Diciassette nuovi immigranti dall’Iraq cominciano una nuova vita

di Yuval Dor
     
Mercoledì scorso, in piena notte, un gruppo di 17 nuovi immigranti è arrivato dall’Iraq in Israele. La famiglia Nissan dice di avere tentato per molti anni di fare l’alià
    I parenti, che vivono nel paese da diversi anni, hanno rifiutato la proposta del Ministero dell’Assorbimento di mandare in nuovi venuti al Centro di Assorbimento di Beer Sheva e quindi ora la famiglia Nissan abita con i parenti a Hedera.

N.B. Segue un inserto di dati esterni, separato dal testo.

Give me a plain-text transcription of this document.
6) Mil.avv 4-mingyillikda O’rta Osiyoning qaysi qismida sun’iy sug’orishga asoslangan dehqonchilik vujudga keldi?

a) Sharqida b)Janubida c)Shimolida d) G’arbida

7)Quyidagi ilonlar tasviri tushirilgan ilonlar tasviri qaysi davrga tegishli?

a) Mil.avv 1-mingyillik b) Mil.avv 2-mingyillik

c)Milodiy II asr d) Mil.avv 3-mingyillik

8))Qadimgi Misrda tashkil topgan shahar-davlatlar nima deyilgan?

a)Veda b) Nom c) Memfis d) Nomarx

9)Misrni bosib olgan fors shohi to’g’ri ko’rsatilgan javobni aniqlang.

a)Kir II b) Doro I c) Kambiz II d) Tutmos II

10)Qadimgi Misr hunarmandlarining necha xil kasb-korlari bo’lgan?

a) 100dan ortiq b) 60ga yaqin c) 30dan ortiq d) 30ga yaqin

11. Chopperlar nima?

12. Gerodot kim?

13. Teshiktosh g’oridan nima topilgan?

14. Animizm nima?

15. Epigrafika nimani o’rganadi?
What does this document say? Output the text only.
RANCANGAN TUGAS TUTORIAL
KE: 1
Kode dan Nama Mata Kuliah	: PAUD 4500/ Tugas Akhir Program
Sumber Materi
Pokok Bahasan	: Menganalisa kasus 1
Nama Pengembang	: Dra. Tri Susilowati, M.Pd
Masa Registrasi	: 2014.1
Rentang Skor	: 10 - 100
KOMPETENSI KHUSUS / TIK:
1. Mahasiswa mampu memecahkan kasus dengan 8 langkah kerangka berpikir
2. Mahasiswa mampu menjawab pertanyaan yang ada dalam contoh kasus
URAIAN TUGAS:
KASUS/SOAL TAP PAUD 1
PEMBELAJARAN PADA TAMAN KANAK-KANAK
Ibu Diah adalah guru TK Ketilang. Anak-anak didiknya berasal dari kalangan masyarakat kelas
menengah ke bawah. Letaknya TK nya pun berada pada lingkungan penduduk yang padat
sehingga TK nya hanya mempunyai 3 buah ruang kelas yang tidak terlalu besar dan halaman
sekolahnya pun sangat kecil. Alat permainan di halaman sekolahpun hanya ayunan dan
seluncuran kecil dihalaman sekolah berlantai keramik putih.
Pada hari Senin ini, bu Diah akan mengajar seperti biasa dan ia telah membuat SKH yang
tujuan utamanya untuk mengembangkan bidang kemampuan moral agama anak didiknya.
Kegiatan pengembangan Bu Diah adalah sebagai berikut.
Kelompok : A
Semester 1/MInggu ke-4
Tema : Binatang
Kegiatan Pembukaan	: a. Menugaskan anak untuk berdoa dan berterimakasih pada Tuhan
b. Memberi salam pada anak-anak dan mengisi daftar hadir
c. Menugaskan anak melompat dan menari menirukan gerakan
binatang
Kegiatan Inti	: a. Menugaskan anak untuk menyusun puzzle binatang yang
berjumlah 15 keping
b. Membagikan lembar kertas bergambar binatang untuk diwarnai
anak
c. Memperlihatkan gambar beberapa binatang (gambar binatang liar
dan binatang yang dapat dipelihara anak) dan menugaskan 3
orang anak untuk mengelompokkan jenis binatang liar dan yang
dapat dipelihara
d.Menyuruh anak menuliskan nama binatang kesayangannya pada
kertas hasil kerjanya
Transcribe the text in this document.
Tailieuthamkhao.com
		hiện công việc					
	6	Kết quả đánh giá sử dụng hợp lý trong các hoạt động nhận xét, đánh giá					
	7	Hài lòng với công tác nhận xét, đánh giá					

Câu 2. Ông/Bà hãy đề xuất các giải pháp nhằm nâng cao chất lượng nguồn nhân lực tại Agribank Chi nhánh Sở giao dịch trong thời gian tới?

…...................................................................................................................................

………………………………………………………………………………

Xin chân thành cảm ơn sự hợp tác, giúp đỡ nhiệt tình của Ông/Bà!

    Nel 2000, Rachel Nissan e suo marito Amir, entrambi di Baghdad, immigrarono segretamente in Israele, pochi giorni appena dopo il loro matrimonio. “Dal momento in cui siamo arrivati qui, abbiamo cominciato a cercare il modo di occuparci della famiglia che avevamo lasciato”, dice il Amir, ventiseienne, che funge da portavoce della famiglia. Amir, in ottemperanza alle severe istruzioni ricevute dai rappresentanti dell’Agenzia Ebraica, che dal momento dello sbarco non hanno mai lasciato un momento i nuovi arrivati, si rifiuta di dare particolari su come lui stesso abbia raggiunto Israele o su come i 17 nuovi immigrati siano stati portati qui.
    Il gruppo comprende i genitori di sua moglie, Avraham e Tikva, quattro delle loro figlie, due figli ed un nipote – tutti al di sotto dei 18 anni. Un’altra sorella di Rachel è immigrata con il marito ed i loro cinque figli. Anche uno zio di Amir è riuscito ad unirsi allo speciale contingente. Nessuno di loro parla l’ebraico e si sono tutti accampati in casa di Amir e Rachel e da uno zio di Amir a Hedera. Il fratello di Amir, Assaf, è riuscito ad ottenere dall’esercito una licenza speciale per l’occasione. Assaf, che dovrebbe essere congedato dall’esercito entro sei mesi, arrivò in Israele all’età di 16 anni. Dice di essere riuscito ad ottenere un passaporto, raccontando alle autorità irachene che andava in vacanza in Giordania. Prima di lasciare l’Iraq, riuscì a mettersi in contatto con la nonna in Israele e le comunicò i suoi ‘programmi per le vacanze’. “Arrivai in Giordania alle 9 di mattina e alle 11.30 ero già in Israele”, dice con un gran sorriso.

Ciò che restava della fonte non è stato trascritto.